Kesamaan dan Perbedaan Realitas
Jelas ada kesamaan dan perbedaan esensi realitas ekonomi politik saat Bung Karno kemukakan gagasan persatuan nasional dengan realitas saat ini. Kesamaannya terletak pada konteks geopolitik, terutama bangkitnya kesadaran bangsa-bangsa yang dirugikan oleh praktik tata dunia yang berlaku. Di masa Bung Karno, baik pra ataupun pasca kemerdekaan, tantangan keberadaan kolonialisme terang seperti matahari, dan neokolonialisme di pasca kemerdekaan masih terang seperti bulan purnama. Bila analogi tersebut disambungkan pada konteks kekinian, keberadaan neokolonialisme menjadi lebih redup seperti bulan tersaput awan sehingga butuh usaha yang lebih untuk memahaminya.
Karakter imperialisme dan neokolonialisme yang terbaru telah beradaptasi sedemikian rupa sehingga penghisapannya menjadi lebih tersamar. Tapi berbekal pengalaman dan pelajaran masa lalu seorang Prabowo Subianto mengetahui hal itu. Pergeseran geopolitik turut membuka kesadaran tentang pilihan lain daripada kapitalisme neoliberal sebagai wujud neokolonialisme. Bukan kebetulan, mengada-ada, atau semata jargon ketika dalam pidato pasca ditetapkan sebagai pemenang oleh KPU, Prabowo mengingatkan agar kita jangan lagi mau dipecah belah oleh neokolonialisme dan imperialisme.
Akan tetapi, realitas sosial yang membedakan situasi kini dan era Bung Karno adalah di dalam negeri kita sendiri. Orde Baru berhasil melahirkan kelas borjuasi nasional yang sebagian besar bertahan hingga saat ini. Artinya, ada lapisan sosial baru yang tidak eksis kala Bung Karno mengemukakan gagasannya tentang persatuan nasional. Sebagaimana diterangkan Richard Robinson (1986), kelahiran borjuasi ini disokong oleh negara, sedangkan kebertahanan mereka hingga sekarang disokong oleh berbagai faktor termasuk negara itu sendiri.
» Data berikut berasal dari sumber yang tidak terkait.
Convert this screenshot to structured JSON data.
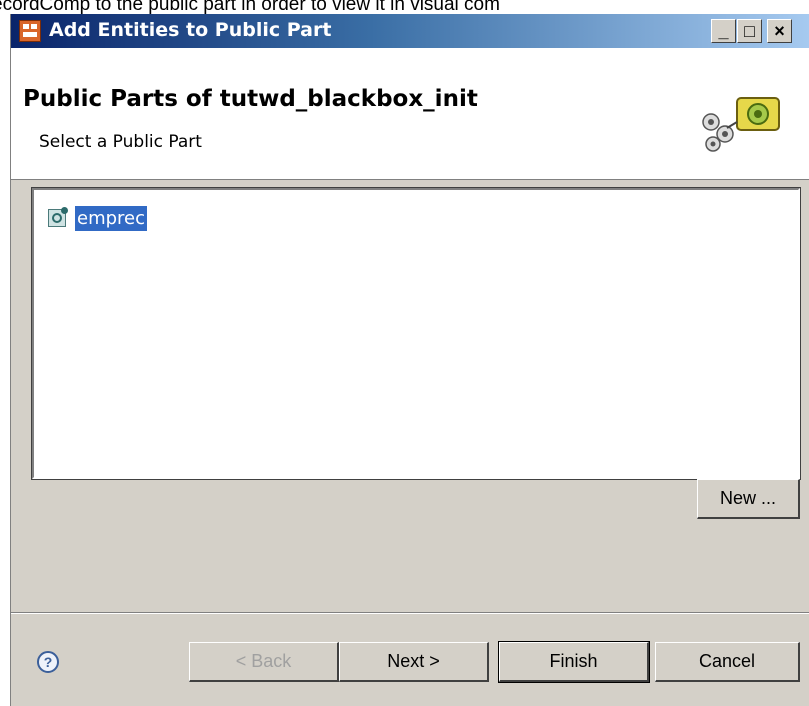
{
  "page_caption": "ecordComp to the public part in order to view it in visual com",
  "window": {
    "title": "Add Entities to Public Part",
    "controls": {
      "minimize": "_",
      "maximize": "□",
      "close": "×"
    }
  },
  "header": {
    "title": "Public Parts of tutwd_blackbox_init",
    "subtitle": "Select a Public Part"
  },
  "public_parts": {
    "items": [
      {
        "label": "emprec",
        "selected": true,
        "icon": "public-part-icon"
      }
    ]
  },
  "buttons": {
    "new": "New ...",
    "back": "< Back",
    "next": "Next >",
    "finish": "Finish",
    "cancel": "Cancel",
    "help": "?"
  },
  "colors": {
    "selection": "#316ac5",
    "dialog_bg": "#d4d0c8",
    "title_gradient_start": "#0a246a"
  }
}
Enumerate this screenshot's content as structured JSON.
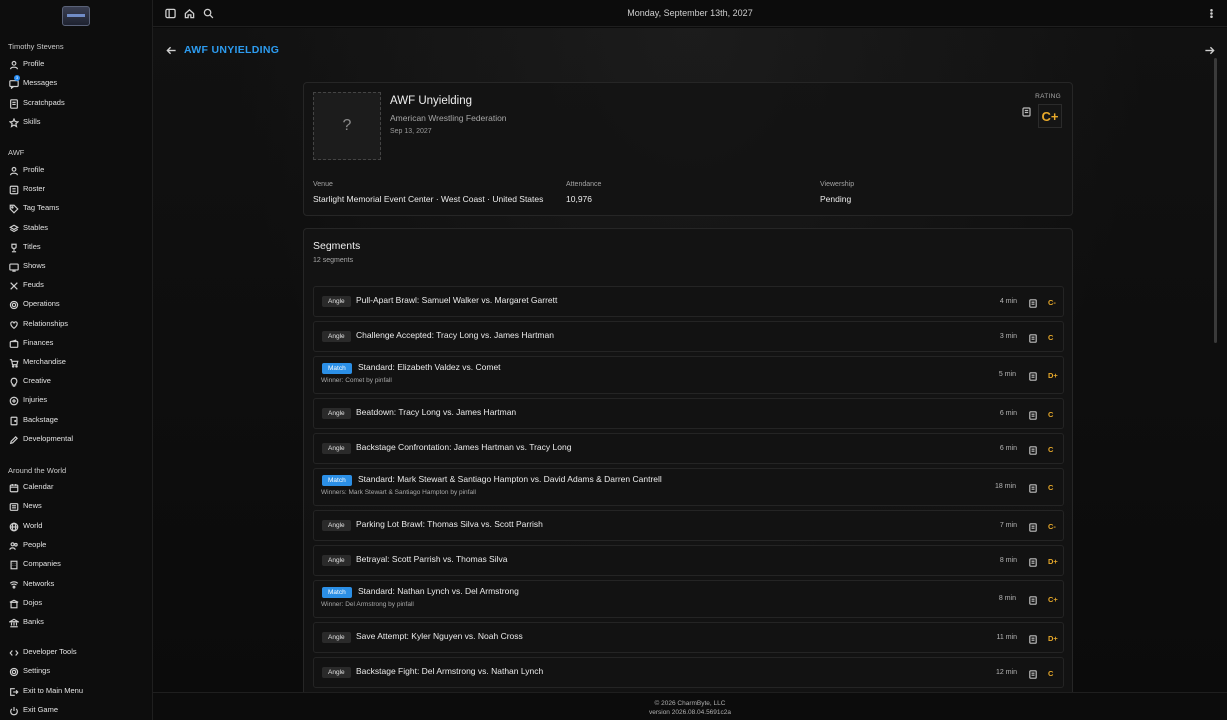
{
  "app": {
    "date": "Monday, September 13th, 2027"
  },
  "sidebar": {
    "user_section": "Timothy Stevens",
    "user_items": [
      {
        "label": "Profile",
        "icon": "user-icon"
      },
      {
        "label": "Messages",
        "icon": "message-icon",
        "badge": "3"
      },
      {
        "label": "Scratchpads",
        "icon": "note-icon"
      },
      {
        "label": "Skills",
        "icon": "star-icon"
      }
    ],
    "org_section": "AWF",
    "org_items": [
      {
        "label": "Profile",
        "icon": "user-icon"
      },
      {
        "label": "Roster",
        "icon": "roster-icon"
      },
      {
        "label": "Tag Teams",
        "icon": "tag-icon"
      },
      {
        "label": "Stables",
        "icon": "stack-icon"
      },
      {
        "label": "Titles",
        "icon": "trophy-icon"
      },
      {
        "label": "Shows",
        "icon": "tv-icon"
      },
      {
        "label": "Feuds",
        "icon": "feud-icon"
      },
      {
        "label": "Operations",
        "icon": "gear-icon"
      },
      {
        "label": "Relationships",
        "icon": "heart-icon"
      },
      {
        "label": "Finances",
        "icon": "wallet-icon"
      },
      {
        "label": "Merchandise",
        "icon": "cart-icon"
      },
      {
        "label": "Creative",
        "icon": "lightbulb-icon"
      },
      {
        "label": "Injuries",
        "icon": "medical-icon"
      },
      {
        "label": "Backstage",
        "icon": "door-icon"
      },
      {
        "label": "Developmental",
        "icon": "pencil-icon"
      }
    ],
    "world_section": "Around the World",
    "world_items": [
      {
        "label": "Calendar",
        "icon": "calendar-icon"
      },
      {
        "label": "News",
        "icon": "newspaper-icon"
      },
      {
        "label": "World",
        "icon": "globe-icon"
      },
      {
        "label": "People",
        "icon": "people-icon"
      },
      {
        "label": "Companies",
        "icon": "building-icon"
      },
      {
        "label": "Networks",
        "icon": "network-icon"
      },
      {
        "label": "Dojos",
        "icon": "dojo-icon"
      },
      {
        "label": "Banks",
        "icon": "bank-icon"
      }
    ],
    "system_items": [
      {
        "label": "Developer Tools",
        "icon": "code-icon"
      },
      {
        "label": "Settings",
        "icon": "gear-icon"
      },
      {
        "label": "Exit to Main Menu",
        "icon": "exit-icon"
      },
      {
        "label": "Exit Game",
        "icon": "power-icon"
      }
    ]
  },
  "page": {
    "title": "AWF UNYIELDING",
    "show": {
      "poster_placeholder": "?",
      "name": "AWF Unyielding",
      "federation": "American Wrestling Federation",
      "date": "Sep 13, 2027",
      "rating_label": "RATING",
      "rating": "C+"
    },
    "stats": [
      {
        "label": "Venue",
        "value": "Starlight Memorial Event Center · West Coast · United States"
      },
      {
        "label": "Attendance",
        "value": "10,976"
      },
      {
        "label": "Viewership",
        "value": "Pending"
      }
    ],
    "segments": {
      "title": "Segments",
      "count": "12 segments",
      "items": [
        {
          "type": "Angle",
          "name": "Pull-Apart Brawl: Samuel Walker vs. Margaret Garrett",
          "duration": "4 min",
          "grade": "C-"
        },
        {
          "type": "Angle",
          "name": "Challenge Accepted: Tracy Long vs. James Hartman",
          "duration": "3 min",
          "grade": "C"
        },
        {
          "type": "Match",
          "name": "Standard: Elizabeth Valdez vs. Comet",
          "sub": "Winner: Comet by pinfall",
          "duration": "5 min",
          "grade": "D+"
        },
        {
          "type": "Angle",
          "name": "Beatdown: Tracy Long vs. James Hartman",
          "duration": "6 min",
          "grade": "C"
        },
        {
          "type": "Angle",
          "name": "Backstage Confrontation: James Hartman vs. Tracy Long",
          "duration": "6 min",
          "grade": "C"
        },
        {
          "type": "Match",
          "name": "Standard: Mark Stewart & Santiago Hampton vs. David Adams & Darren Cantrell",
          "sub": "Winners: Mark Stewart & Santiago Hampton by pinfall",
          "duration": "18 min",
          "grade": "C"
        },
        {
          "type": "Angle",
          "name": "Parking Lot Brawl: Thomas Silva vs. Scott Parrish",
          "duration": "7 min",
          "grade": "C-"
        },
        {
          "type": "Angle",
          "name": "Betrayal: Scott Parrish vs. Thomas Silva",
          "duration": "8 min",
          "grade": "D+"
        },
        {
          "type": "Match",
          "name": "Standard: Nathan Lynch vs. Del Armstrong",
          "sub": "Winner: Del Armstrong by pinfall",
          "duration": "8 min",
          "grade": "C+"
        },
        {
          "type": "Angle",
          "name": "Save Attempt: Kyler Nguyen vs. Noah Cross",
          "duration": "11 min",
          "grade": "D+"
        },
        {
          "type": "Angle",
          "name": "Backstage Fight: Del Armstrong vs. Nathan Lynch",
          "duration": "12 min",
          "grade": "C"
        }
      ]
    }
  },
  "footer": {
    "copyright": "© 2026 CharmByte, LLC",
    "version": "version 2026.08.04.5691c2a"
  },
  "colors": {
    "accent": "#2d9cf0",
    "grade": "#e8a92a",
    "match_tag": "#2b8fe6"
  }
}
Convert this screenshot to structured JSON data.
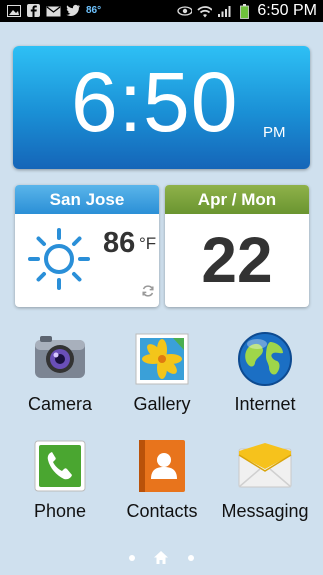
{
  "status_bar": {
    "left_icons": [
      "gallery-icon",
      "facebook-icon",
      "email-icon",
      "twitter-icon"
    ],
    "weather_temp": "86°",
    "right_icons": [
      "eye-icon",
      "wifi-icon",
      "signal-icon",
      "battery-icon"
    ],
    "time": "6:50 PM"
  },
  "clock": {
    "time": "6:50",
    "ampm": "PM"
  },
  "weather": {
    "city": "San Jose",
    "temperature": "86",
    "unit": "°F",
    "icon": "sun-icon"
  },
  "date": {
    "header": "Apr / Mon",
    "day": "22"
  },
  "apps": [
    {
      "label": "Camera",
      "icon": "camera-icon"
    },
    {
      "label": "Gallery",
      "icon": "gallery-icon"
    },
    {
      "label": "Internet",
      "icon": "globe-icon"
    },
    {
      "label": "Phone",
      "icon": "phone-icon"
    },
    {
      "label": "Contacts",
      "icon": "contacts-icon"
    },
    {
      "label": "Messaging",
      "icon": "messaging-icon"
    }
  ],
  "page_indicator": {
    "pages": 3,
    "current": 2
  },
  "colors": {
    "wallpaper": "#cfe0ee",
    "clock_top": "#2ec0f5",
    "clock_bottom": "#1565b8",
    "weather_header": "#3a9fe0",
    "date_header": "#7aa23c"
  }
}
Terhadap keberadaan borjuasi ini penting untuk dipilah dan ditempatkan dalam kepentingan nasional. Sebagian borjuasi ini telah nyaman berposisi sebagai penikmat ekstraktivisme sumber dalam alam Indonesia dalam kolaborasinya dengan kapital asing. Ini salah satu sumber “kebocoran” yang sering disebut oleh Presiden terpilih Prabowo Subianto. Oleh karena itu penting ditegaskan bahwa tidak boleh ada ego atau kepentingan individu yang lebih tinggi daripada kepentingan nasional. Dengan kata lain, dalam praktik bernegara, tidak boleh negara dikendalikan oleh kepentingan modal, tapi sebaliknya, modal yang harus dikendalikan atau diatur oleh negara untuk kepentingan rakyat. Dengan penerimaan atas prinsip tersebut maka persatuan nasional dalam pemerintahan Prabowo-Gibran akan selangkah lebih dekat menuju cita-cita masyarakat adil dan makmur.